Damn you, Papa, for — but she cut the thought short.

And then she heard a whisper to her left: “Christina!”

She halted, and then gingerly stepped out into the river shallows, hoping her boots were waterproof. “Papa?”

Through the blurring mist she could see that there was something like a small dolphin or huge catfish lying in the shallows, panting visibly. Tentacles growing out of its face curled and splashed.

She heard water trickling, and then saw that the thing had a bony hinged arm too, with wet fingers on the end of it.

“Take my hand,” it wheezed.

Christina forced herself not to step back; but in a tight voice she said, “No.”

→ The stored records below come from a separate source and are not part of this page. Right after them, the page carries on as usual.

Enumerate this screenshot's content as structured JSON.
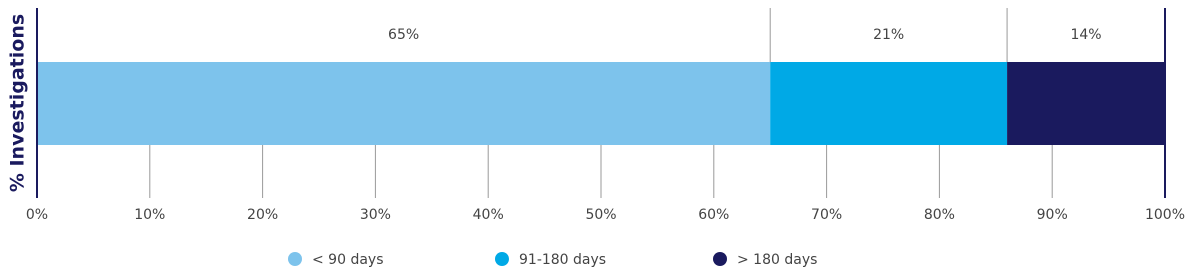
{
  "chart_data": {
    "type": "stacked-bar",
    "orientation": "horizontal",
    "y_label": "% Investigations",
    "categories": [
      null
    ],
    "series": [
      {
        "name": "< 90 days",
        "color": "#7dc3ec",
        "values": [
          65
        ],
        "value_labels": [
          "65%"
        ]
      },
      {
        "name": "91-180 days",
        "color": "#00a9e6",
        "values": [
          21
        ],
        "value_labels": [
          "21%"
        ]
      },
      {
        "name": "> 180 days",
        "color": "#1a1a5e",
        "values": [
          14
        ],
        "value_labels": [
          "14%"
        ]
      }
    ],
    "xlim": [
      0,
      100
    ],
    "xticks": [
      {
        "value": 0,
        "label": "0%"
      },
      {
        "value": 10,
        "label": "10%"
      },
      {
        "value": 20,
        "label": "20%"
      },
      {
        "value": 30,
        "label": "30%"
      },
      {
        "value": 40,
        "label": "40%"
      },
      {
        "value": 50,
        "label": "50%"
      },
      {
        "value": 60,
        "label": "60%"
      },
      {
        "value": 70,
        "label": "70%"
      },
      {
        "value": 80,
        "label": "80%"
      },
      {
        "value": 90,
        "label": "90%"
      },
      {
        "value": 100,
        "label": "100%"
      }
    ],
    "grid": true,
    "legend": "bottom"
  }
}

“My fault,” whispered the creature that was her father’s ghost. The arm fell back into the water with a splash. “Gabriel’s daughter — your lives — your soul. Looking at me? Don’t look. I stay on the bottom most days — all fear one another — river worms now.”

“William,” she said helplessly, “said to tell you he loves you.”

The creature groaned softly.

It occurred to Christina that she would be able to bear this for only a few more seconds.

“What did you want to tell me?” Her mouth was full of saliva, and she swallowed and gagged. “You asked me to meet you here.”

“Cut yourself?” said the fish-thing on a rising, whistling note. “On a rock? You could. Give your poor father a few drops of your living blood?”

This time she did step back. “No. Was that all you wanted to say to me?”

“No, no, I’m sorry, forgive me: don’t look at me. No, I wanted to say — choke it. It choked me.”

Icy water abruptly invaded the toe of Christina’s left boot, and her whole body shuddered at the shock. She gasped, “Choke what, Papa?”

“Statue, the uncle, of yours, my Francesca’s brother! Moony knows how. Save your souls; undo it all, then I can save mine.”

The freezing water quickly spread under the sole of her foot; her toes were already numb. “Papa, where is it?”

The fish-thing blew out spray, though its breath didn’t steam. “Here,” it rasped, “damn you, here! No, not here — in my throat. My heart clenched, I was dying — I thought Polidori would save me, immortal — I meant to swallow it — but — just gasping, choking.”